For a beauty brand or product to be classified as luxury, an item was traditionally found to be of the highest quality with an equally staggering price tag. This definition is still relevant, and for many consumers will always be the case. But consumer brand perceptions are changing as new brands with strong value propositions enter the prestige beauty space. As such, consumers’ definition of luxury, particularly when it comes to skin care, is a moving target.

Within the U.S. prestige beauty market, the most luxurious category is fragrance. The average price of a fragrance is more than double that of skin care and continues to rise. For the past few years, the fragrance category has experienced skyrocketing sales, attributed to more consumers purchasing higher-priced brands and stronger concentrations, which are more expensive. Consumers seem to understand the value of paying more for luxury fragrances and have embraced doing so. However, this is not the case when it comes to skin care.

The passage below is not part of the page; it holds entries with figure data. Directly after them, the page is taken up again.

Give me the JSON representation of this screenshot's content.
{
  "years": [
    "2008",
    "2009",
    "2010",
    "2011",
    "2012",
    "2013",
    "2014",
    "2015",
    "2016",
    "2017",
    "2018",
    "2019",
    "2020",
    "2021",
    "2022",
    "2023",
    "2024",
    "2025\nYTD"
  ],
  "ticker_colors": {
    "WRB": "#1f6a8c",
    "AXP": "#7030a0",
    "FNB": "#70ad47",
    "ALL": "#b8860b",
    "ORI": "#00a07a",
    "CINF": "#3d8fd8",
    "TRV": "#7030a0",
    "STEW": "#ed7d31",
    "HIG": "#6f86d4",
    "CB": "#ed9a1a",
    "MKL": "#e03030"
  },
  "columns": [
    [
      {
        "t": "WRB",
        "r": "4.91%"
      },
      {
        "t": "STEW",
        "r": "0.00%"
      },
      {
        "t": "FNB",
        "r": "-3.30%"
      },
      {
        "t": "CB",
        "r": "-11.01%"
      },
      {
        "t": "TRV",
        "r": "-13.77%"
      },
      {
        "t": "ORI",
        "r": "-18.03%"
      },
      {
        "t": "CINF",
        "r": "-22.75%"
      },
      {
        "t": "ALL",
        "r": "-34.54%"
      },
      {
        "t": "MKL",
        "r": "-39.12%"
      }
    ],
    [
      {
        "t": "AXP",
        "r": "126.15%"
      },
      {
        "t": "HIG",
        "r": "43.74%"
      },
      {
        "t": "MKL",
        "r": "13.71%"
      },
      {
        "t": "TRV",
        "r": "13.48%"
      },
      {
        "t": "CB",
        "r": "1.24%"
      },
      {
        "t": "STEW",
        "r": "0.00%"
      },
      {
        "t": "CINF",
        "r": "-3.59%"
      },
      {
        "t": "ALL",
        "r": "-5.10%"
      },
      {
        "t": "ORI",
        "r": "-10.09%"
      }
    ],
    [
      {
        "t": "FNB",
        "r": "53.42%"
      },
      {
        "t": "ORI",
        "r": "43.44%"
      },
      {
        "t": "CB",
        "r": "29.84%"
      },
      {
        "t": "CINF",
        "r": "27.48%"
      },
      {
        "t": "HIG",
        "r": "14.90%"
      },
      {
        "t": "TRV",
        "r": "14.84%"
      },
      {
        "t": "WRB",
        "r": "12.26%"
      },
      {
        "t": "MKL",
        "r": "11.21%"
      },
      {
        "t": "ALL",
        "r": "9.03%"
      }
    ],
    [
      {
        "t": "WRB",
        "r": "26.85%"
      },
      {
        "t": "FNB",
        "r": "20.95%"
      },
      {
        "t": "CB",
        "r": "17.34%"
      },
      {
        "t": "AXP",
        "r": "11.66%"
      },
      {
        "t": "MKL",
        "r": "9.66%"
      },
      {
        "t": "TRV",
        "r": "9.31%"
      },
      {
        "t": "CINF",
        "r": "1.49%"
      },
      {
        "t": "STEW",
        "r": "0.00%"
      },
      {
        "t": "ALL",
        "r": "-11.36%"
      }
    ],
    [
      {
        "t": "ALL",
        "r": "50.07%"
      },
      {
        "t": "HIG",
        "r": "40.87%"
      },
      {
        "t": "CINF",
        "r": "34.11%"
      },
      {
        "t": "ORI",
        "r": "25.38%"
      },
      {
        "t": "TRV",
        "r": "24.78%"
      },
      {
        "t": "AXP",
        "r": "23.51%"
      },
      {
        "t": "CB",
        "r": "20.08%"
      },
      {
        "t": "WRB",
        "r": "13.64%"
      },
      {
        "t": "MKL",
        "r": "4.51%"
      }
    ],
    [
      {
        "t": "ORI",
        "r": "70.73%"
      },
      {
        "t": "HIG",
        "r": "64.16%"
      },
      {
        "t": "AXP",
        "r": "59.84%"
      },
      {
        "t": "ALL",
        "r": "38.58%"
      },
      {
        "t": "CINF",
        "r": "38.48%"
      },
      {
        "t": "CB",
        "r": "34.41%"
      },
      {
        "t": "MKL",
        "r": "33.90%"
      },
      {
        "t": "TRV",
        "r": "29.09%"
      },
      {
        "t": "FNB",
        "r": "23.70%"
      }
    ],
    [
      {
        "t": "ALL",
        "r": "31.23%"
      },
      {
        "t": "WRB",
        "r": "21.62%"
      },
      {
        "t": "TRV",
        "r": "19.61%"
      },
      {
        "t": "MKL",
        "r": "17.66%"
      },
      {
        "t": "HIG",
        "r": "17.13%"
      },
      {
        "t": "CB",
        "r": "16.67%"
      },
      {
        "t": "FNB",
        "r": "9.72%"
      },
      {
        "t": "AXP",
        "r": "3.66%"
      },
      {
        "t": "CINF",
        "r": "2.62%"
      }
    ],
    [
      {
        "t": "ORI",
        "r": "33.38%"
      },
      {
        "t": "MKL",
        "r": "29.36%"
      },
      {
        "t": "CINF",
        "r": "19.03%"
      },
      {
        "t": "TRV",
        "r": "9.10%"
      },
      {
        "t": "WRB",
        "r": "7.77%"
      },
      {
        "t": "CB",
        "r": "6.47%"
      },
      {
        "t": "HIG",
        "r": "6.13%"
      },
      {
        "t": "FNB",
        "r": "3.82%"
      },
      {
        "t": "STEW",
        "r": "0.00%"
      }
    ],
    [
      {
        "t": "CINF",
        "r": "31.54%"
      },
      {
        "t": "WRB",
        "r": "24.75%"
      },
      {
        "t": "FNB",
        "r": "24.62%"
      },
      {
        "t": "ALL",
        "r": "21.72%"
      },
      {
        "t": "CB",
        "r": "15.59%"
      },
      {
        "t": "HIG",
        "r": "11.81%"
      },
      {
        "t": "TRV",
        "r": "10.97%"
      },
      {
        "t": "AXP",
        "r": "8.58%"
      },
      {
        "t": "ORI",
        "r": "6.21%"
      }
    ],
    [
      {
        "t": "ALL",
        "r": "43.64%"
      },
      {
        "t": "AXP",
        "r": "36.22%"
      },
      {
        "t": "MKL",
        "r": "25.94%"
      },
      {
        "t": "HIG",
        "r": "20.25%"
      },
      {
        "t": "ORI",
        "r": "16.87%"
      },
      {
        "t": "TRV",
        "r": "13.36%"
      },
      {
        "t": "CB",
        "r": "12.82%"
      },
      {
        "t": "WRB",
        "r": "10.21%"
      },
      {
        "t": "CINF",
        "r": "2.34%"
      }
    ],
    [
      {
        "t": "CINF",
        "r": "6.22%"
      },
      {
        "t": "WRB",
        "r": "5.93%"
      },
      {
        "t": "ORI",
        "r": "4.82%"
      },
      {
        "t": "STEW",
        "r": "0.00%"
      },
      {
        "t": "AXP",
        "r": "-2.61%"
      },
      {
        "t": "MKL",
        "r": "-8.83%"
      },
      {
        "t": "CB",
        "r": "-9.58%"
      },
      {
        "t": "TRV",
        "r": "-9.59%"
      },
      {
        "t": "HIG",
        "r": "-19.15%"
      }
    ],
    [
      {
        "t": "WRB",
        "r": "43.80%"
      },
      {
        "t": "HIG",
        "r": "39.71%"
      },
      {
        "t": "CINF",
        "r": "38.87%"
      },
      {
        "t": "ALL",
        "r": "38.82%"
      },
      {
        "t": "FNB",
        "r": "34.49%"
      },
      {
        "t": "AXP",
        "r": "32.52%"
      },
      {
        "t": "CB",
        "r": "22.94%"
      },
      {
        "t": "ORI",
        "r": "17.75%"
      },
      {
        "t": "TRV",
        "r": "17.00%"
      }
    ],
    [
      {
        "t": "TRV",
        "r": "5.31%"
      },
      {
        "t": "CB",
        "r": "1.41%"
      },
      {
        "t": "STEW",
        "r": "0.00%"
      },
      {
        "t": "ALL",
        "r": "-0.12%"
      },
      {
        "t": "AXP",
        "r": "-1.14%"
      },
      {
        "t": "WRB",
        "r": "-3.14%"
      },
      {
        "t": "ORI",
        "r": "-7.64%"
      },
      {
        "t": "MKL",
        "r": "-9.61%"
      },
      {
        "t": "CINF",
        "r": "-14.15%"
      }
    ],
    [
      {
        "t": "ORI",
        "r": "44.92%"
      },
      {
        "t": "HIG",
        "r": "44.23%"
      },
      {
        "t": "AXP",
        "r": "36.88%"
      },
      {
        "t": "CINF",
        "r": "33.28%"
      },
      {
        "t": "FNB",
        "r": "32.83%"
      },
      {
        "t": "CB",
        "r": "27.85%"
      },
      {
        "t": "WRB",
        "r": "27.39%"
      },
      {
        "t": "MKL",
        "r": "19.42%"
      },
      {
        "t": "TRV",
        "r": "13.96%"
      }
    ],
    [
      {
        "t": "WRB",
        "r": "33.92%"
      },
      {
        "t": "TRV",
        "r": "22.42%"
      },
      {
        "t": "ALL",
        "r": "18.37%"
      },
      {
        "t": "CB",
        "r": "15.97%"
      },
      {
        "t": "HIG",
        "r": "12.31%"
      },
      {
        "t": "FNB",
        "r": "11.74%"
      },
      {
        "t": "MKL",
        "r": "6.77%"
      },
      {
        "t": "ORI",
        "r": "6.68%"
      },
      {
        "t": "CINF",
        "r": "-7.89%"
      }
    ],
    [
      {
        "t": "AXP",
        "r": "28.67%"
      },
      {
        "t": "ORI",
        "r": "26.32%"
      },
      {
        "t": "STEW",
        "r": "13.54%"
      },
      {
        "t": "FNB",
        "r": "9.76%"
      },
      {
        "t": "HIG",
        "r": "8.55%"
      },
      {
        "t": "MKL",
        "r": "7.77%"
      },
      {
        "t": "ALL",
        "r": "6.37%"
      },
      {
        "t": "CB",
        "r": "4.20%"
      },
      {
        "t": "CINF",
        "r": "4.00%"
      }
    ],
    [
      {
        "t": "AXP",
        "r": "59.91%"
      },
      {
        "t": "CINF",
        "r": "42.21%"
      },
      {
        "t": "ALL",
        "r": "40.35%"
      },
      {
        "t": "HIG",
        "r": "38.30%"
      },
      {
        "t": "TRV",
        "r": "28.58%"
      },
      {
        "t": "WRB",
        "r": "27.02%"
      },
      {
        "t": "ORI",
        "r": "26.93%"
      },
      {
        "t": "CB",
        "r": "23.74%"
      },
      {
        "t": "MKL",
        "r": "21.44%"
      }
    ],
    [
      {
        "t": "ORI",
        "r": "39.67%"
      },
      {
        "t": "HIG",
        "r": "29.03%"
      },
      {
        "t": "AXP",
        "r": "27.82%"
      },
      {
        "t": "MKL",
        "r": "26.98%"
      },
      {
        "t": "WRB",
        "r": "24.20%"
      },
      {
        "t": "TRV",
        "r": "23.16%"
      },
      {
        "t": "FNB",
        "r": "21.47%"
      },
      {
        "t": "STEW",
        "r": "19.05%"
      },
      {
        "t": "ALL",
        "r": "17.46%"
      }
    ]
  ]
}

Luxury skin care – defined here as a product with an average price of $87, or twice the average price in the category overall – accounts for less than 10% of total skin care units sold through prestige retailers, mainly department and beauty specialty stores. Unit sales were flat in the first two months of the year, versus 2022, while the overall prestige skin care category grew by 17%. In terms of sales revenue, luxury brands grew 2% during these same two months, trailing the overall category’s 14% growth. These sales trends indicate that overall consumer demand for luxury skin care brands is softening.

The biggest hurdle for luxury skin care to overcome is the fact that lower-priced brands with prestige positioning have entered the consumer’s universe. These brands peeled back the curtain by providing consumers with a level of ingredient and formulation transparency that hadn’t been seen before. They took a cornerstone of luxury – higher prices due to more expensive and efficacious ingredients – and showed the consumer that she can pay $15 or less for those same ingredients and achieve the desired results.

Just over 50% of U.S. consumers say they avoid spending a lot on skin care and 64% report that brands at mass merchandisers are as good as higher priced brands, according to findings from NPD’s 2022 Women’s Facial Skincare Report. The lesson here is that luxury skin care brands need to show the consumer their unique value proposition. Higher-priced fragrance brands have a unique advantage that skin care brands do not, because that category lacks lower-priced alternatives. For luxury skin care to win more sales, the market will need to directly address their indirect competitors and romance consumers with the “why” behind the luxury buy.